Jean Baker

Personal information
- Nationality: English
- Born: 31 March 1958 (age 68) Huthwaite, Nottinghamshire

Medal record
Representing England
World Outdoor Championships
| Bronze medal – third place | 1992 Ayr | Women's fours |
| Bronze medal – third place | 1996 Leamington Spa | Women's fours |
| Silver medal – second place | 1996 Leamington Spa | Women's team |
| Bronze medal – third place | 2000 Moama | Women's pairs |
| Gold medal – first place | 2000 Moama | Women's team |
| Gold medal – first place | 2004 Leamington Spa | Women's fours |
| Gold medal – first place | 2004 Leamington Spa | Women's team |
Commonwealth Games
| Bronze medal – third place | 1998 Kuala Lumpur | Women's singles |
| Bronze medal – third place | 2006 Melbourne | Women's triples |
Atlantic Bowls Championships
| Gold medal – first place | 2007 Ayr | triples |
British Isles Championships
| Gold medal – first place | 2007 | triples |
| Gold medal – first place | 2007 | fours |

= Jean Baker (bowls) =

English international lawn bowler

Jean Baker (born 1958, in Huthwaite) is a former English international lawn and indoor bowler.

==Bowls career==
===World Championships===
Baker won bronze medals at the 1992 World Outdoor Bowls Championship, 1996 World Outdoor Bowls Championship and 2000 World Outdoor Bowls Championship.

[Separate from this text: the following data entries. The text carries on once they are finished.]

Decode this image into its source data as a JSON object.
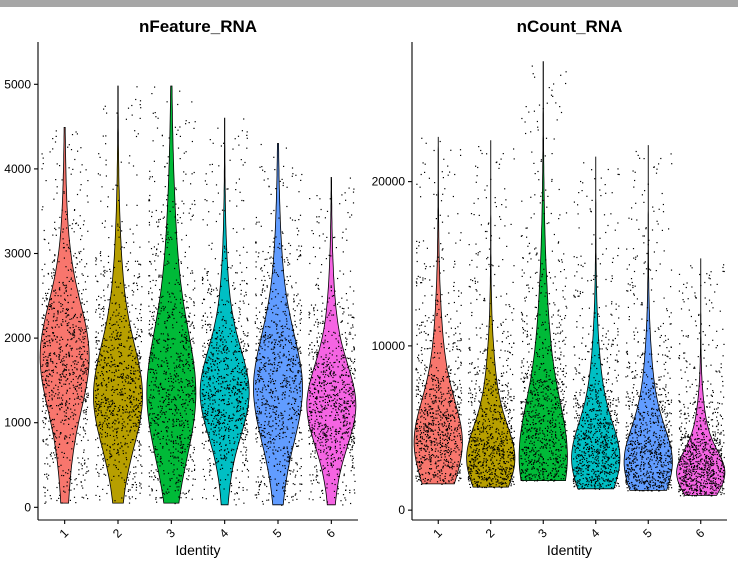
{
  "chart_data": [
    {
      "type": "violin",
      "title": "nFeature_RNA",
      "xlabel": "Identity",
      "ylabel": "",
      "categories": [
        "1",
        "2",
        "3",
        "4",
        "5",
        "6"
      ],
      "yticks": [
        0,
        1000,
        2000,
        3000,
        4000,
        5000
      ],
      "ylim": [
        -150,
        5500
      ],
      "colors": [
        "#F8766D",
        "#B79F00",
        "#00BA38",
        "#00BFC4",
        "#619CFF",
        "#F564E3"
      ],
      "series": [
        {
          "category": "1",
          "min": 50,
          "max": 4490,
          "median": 1600,
          "q1": 1150,
          "q3": 2200,
          "mode": 1800
        },
        {
          "category": "2",
          "min": 50,
          "max": 4980,
          "median": 1450,
          "q1": 1000,
          "q3": 2000,
          "mode": 1300
        },
        {
          "category": "3",
          "min": 50,
          "max": 4980,
          "median": 1700,
          "q1": 1150,
          "q3": 2400,
          "mode": 1300
        },
        {
          "category": "4",
          "min": 30,
          "max": 4600,
          "median": 1400,
          "q1": 1050,
          "q3": 1900,
          "mode": 1350
        },
        {
          "category": "5",
          "min": 30,
          "max": 4300,
          "median": 1450,
          "q1": 950,
          "q3": 2000,
          "mode": 1400
        },
        {
          "category": "6",
          "min": 30,
          "max": 3900,
          "median": 1250,
          "q1": 850,
          "q3": 1650,
          "mode": 1200
        }
      ]
    },
    {
      "type": "violin",
      "title": "nCount_RNA",
      "xlabel": "Identity",
      "ylabel": "",
      "categories": [
        "1",
        "2",
        "3",
        "4",
        "5",
        "6"
      ],
      "yticks": [
        0,
        10000,
        20000
      ],
      "ylim": [
        -600,
        28500
      ],
      "colors": [
        "#F8766D",
        "#B79F00",
        "#00BA38",
        "#00BFC4",
        "#619CFF",
        "#F564E3"
      ],
      "series": [
        {
          "category": "1",
          "min": 1600,
          "max": 22700,
          "median": 5000,
          "q1": 3200,
          "q3": 7500,
          "mode": 4000
        },
        {
          "category": "2",
          "min": 1400,
          "max": 22500,
          "median": 4200,
          "q1": 2800,
          "q3": 6200,
          "mode": 3000
        },
        {
          "category": "3",
          "min": 1800,
          "max": 27300,
          "median": 5200,
          "q1": 3300,
          "q3": 9000,
          "mode": 3000
        },
        {
          "category": "4",
          "min": 1300,
          "max": 21500,
          "median": 4200,
          "q1": 2800,
          "q3": 6500,
          "mode": 3000
        },
        {
          "category": "5",
          "min": 1200,
          "max": 22200,
          "median": 3800,
          "q1": 2400,
          "q3": 6000,
          "mode": 2800
        },
        {
          "category": "6",
          "min": 900,
          "max": 15300,
          "median": 2800,
          "q1": 1900,
          "q3": 4200,
          "mode": 2200
        }
      ]
    }
  ]
}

In 2004, she won the gold medal in the fours with Jayne Christie, Amy Monkhouse and Ellen Falkner at the 2004 World Outdoor Bowls Championship.

===Commonwealth Games===
Baker represented England in the fours event, at the 1994 Commonwealth Games in Victoria, British Columbia, Canada. She won bronze medals at the 1998 Commonwealth Games and 2006 Commonwealth Games, in addition to competing in the 2002 Commonwealth Games.

===Other===
In 2007 she won the triples gold medal at the Atlantic Bowls Championships.

Baker has won five English national titles at the English National Bowls Championships; the 1989 singles, 1997 fours, 2006 triples & fours and the 2009 pairs. She subsequently won the 2007 triples and fours at the British Isles Bowls Championships.